À la question: « Reconnaissez-vous aux athées la légitimité à être porteurs de valeurs universalisables? », je réponds tout simplement que je reconnais à tout homme cette légitimité s’il fonde son discours en raison. Une valeur n’est universelle que si, par définition, elle vaut partout et pour tous. Un philosophe italien nous disait, à Palerme, que pour lui, athée, l’un des grands thèmes du Parvis des gentils était précisément celui de « nature ». Ce concept antérieur au christianisme a jusqu’ici servi de fondement aux valeurs et au droit. Certains, au nom des avancées de la science et des perspectives –angoissantes– du transhumanisme, considèrent qu’il n’est plus possible aujourd’hui de parler de nature. Dès lors, qu’est-ce qui fait l’humanité de l’homme? Et s’il n’y a pas d’humanité de l’homme, à quoi bon des valeurs? Une valeur pour qui, pour quoi? Une valeur sans valeur? Bref, il y a là de belles perspectives de débat.
… et débats de société
Certains athées s’inquiètent de la volonté des Églises à s’immiscer dans le débat sociétal… Je suis convaincu de la nécessité et du bien qu’il y a à séparer l’Église de l’État. Mais il n’y a aucune raison de séparer l’Église de la société. Jusqu’à preuve du contraire, non seulement un croyant n’est pas un citoyen inférieur, mais si l’on regarde tous les trésors de culture que la foi chrétienne a suscités en Occident, il faudrait beaucoup de mauvaise foi (!) pour ne pas reconnaître tout ce que la haute spiritualité peut apporter à une société. Que l’on pense aux cathédrales, à Jean-Sébastien Bach ou à Georges Lemaître! Ce dernier, chanoine belge, astronome et physicien à l’origine de la théorie du Big Bang, est sans nul doute un des plus grands scientifiques du siècle dernier.
Certains voudraient que seuls les individus aient le droit de s’exprimer au nom de leurs convictions, et non les institutions? Nier à l’Église le droit d’intervenir dans le débat sociétal tandis que toutes sortes de lobbying –des chasseurs et écologistes aux féministes et aux gays, des francs-maçons aux groupes de médias ou aux lobbies pharmaceutiques, etc.– ne cessent de le faire, et pas toujours à visage découvert. Auraient-ils une légitimité qui, par contre, serait refusée aux groupes de croyants?

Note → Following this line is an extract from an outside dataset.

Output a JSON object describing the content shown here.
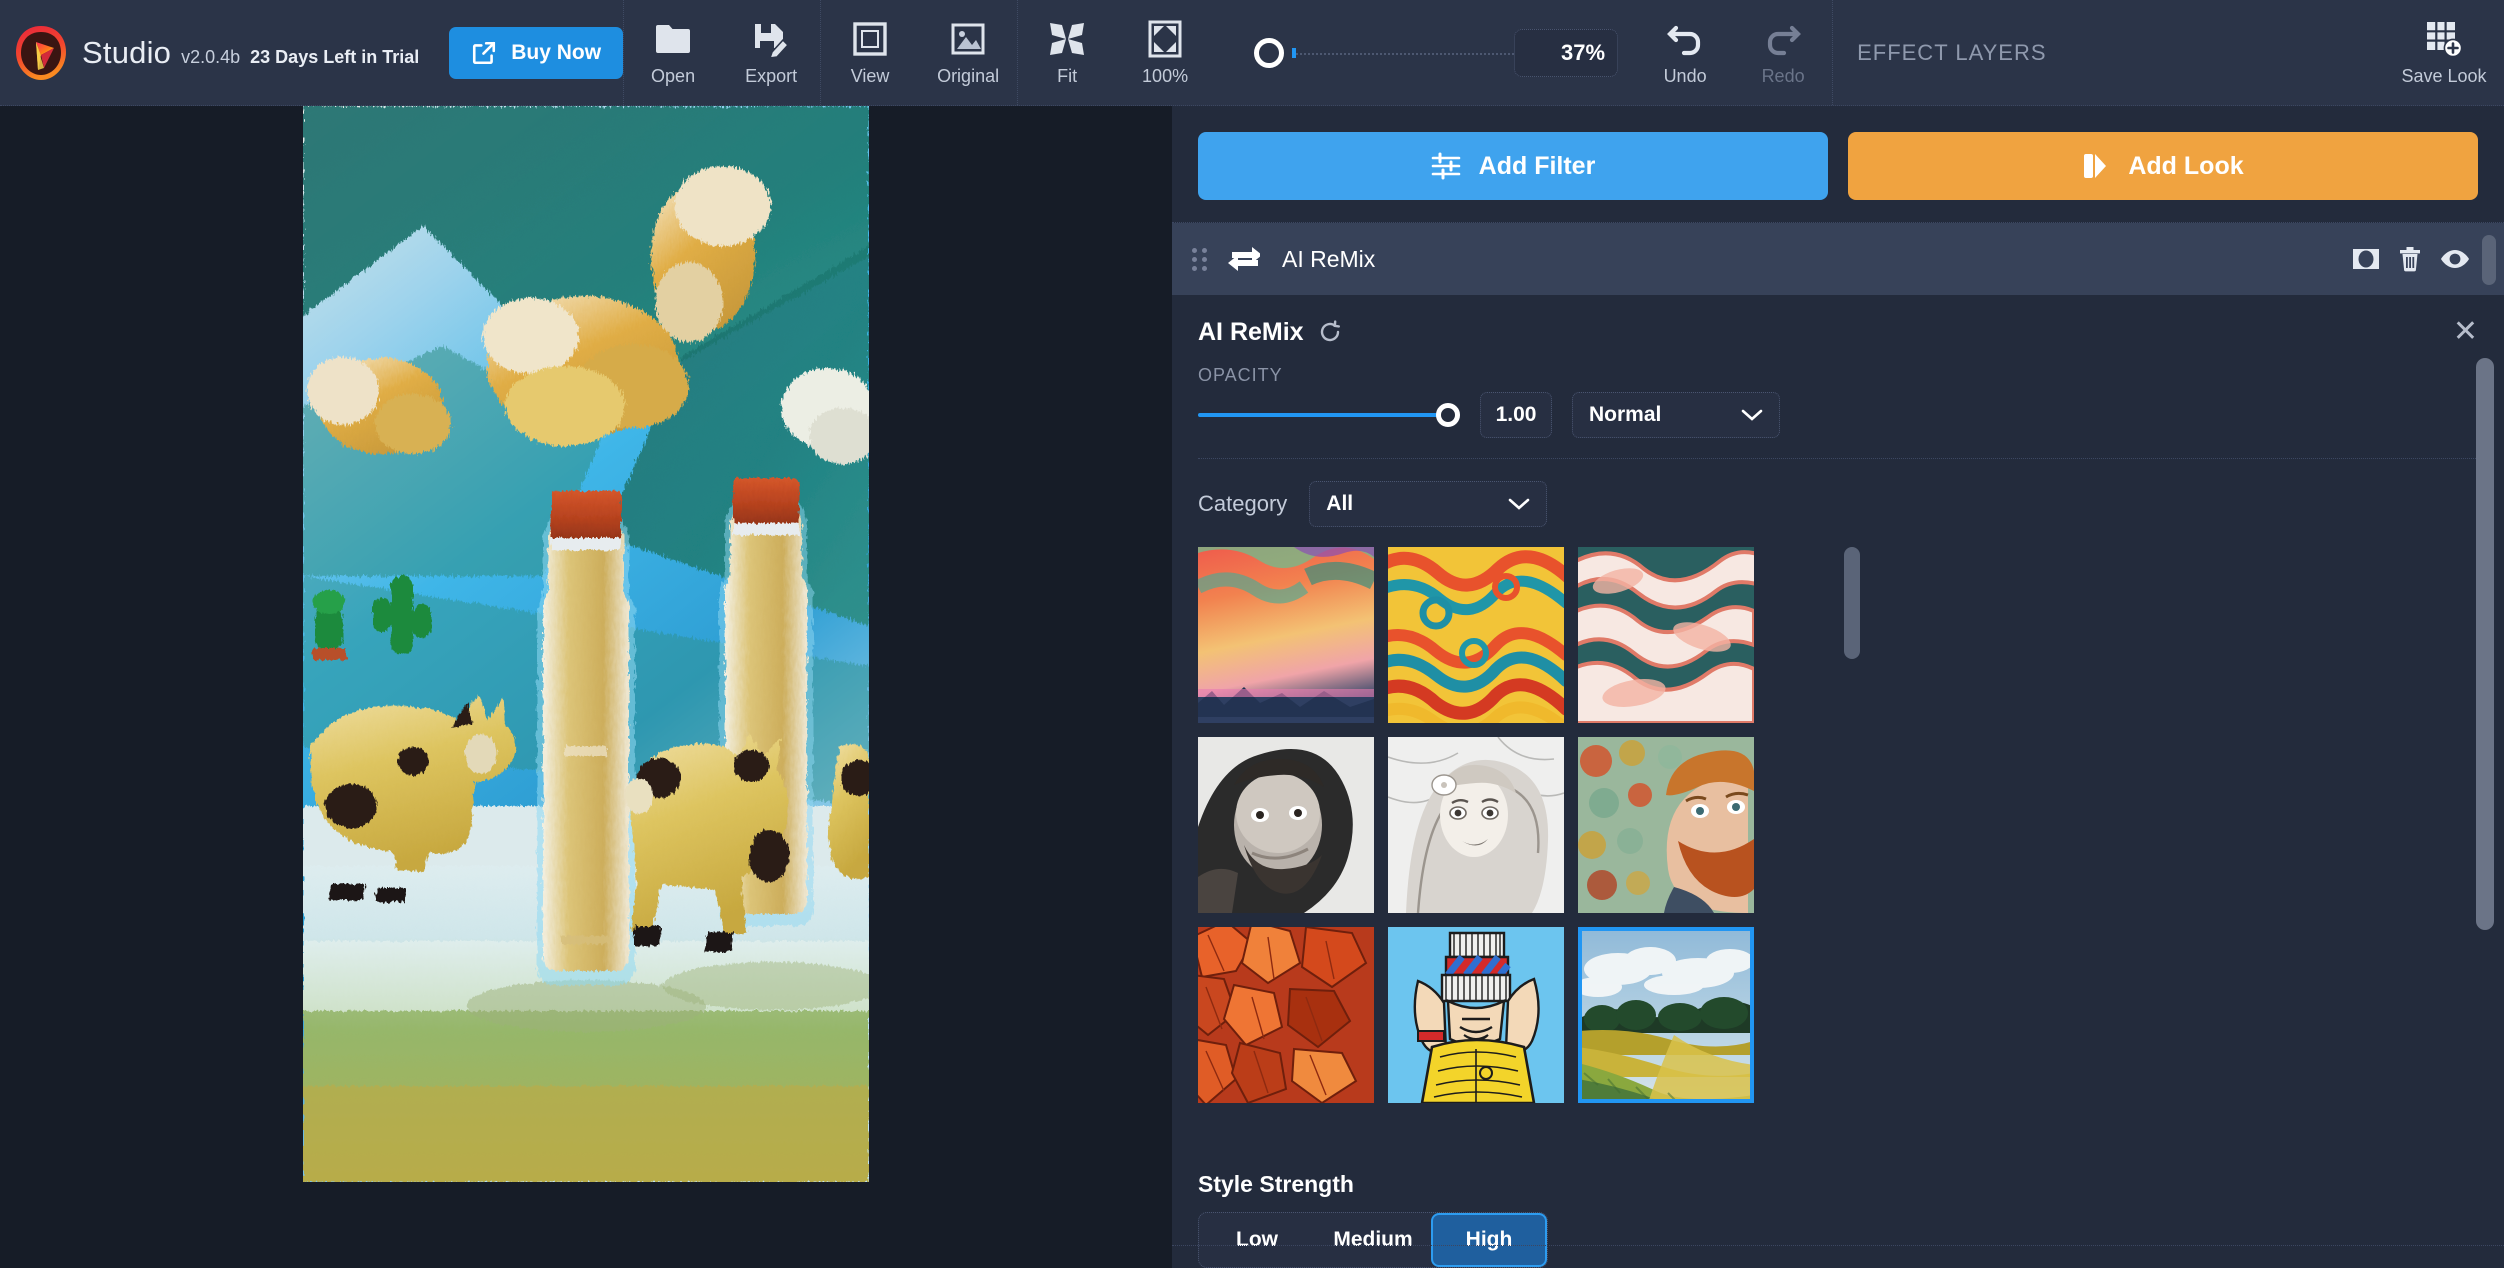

Il y aurait beaucoup à dire, et peut- être certains lecteurs seront-ils désireux de réagir pour poursuivre cette « rencontre »… Je pense au renard du Petit Prince de Saint-Exupéry: « – Qui es-tu? dit le petit prince. Tu es bien joli…
– Je suis un renard, dit le renard.
– Viens jouer avec moi, lui proposa le petit prince. Je suis tellement triste…
– Je ne puis pas jouer avec toi, dit le renard. Je ne suis pas apprivoisé.
– Ah! pardon, fit le petit prince. Mais, après réflexion, il ajouta: qu’est-ce que signifie “apprivoiser”? »
(1) Mot grec qui, traduit en latin, donne le mot gens d’où vient le nom de « gentils ».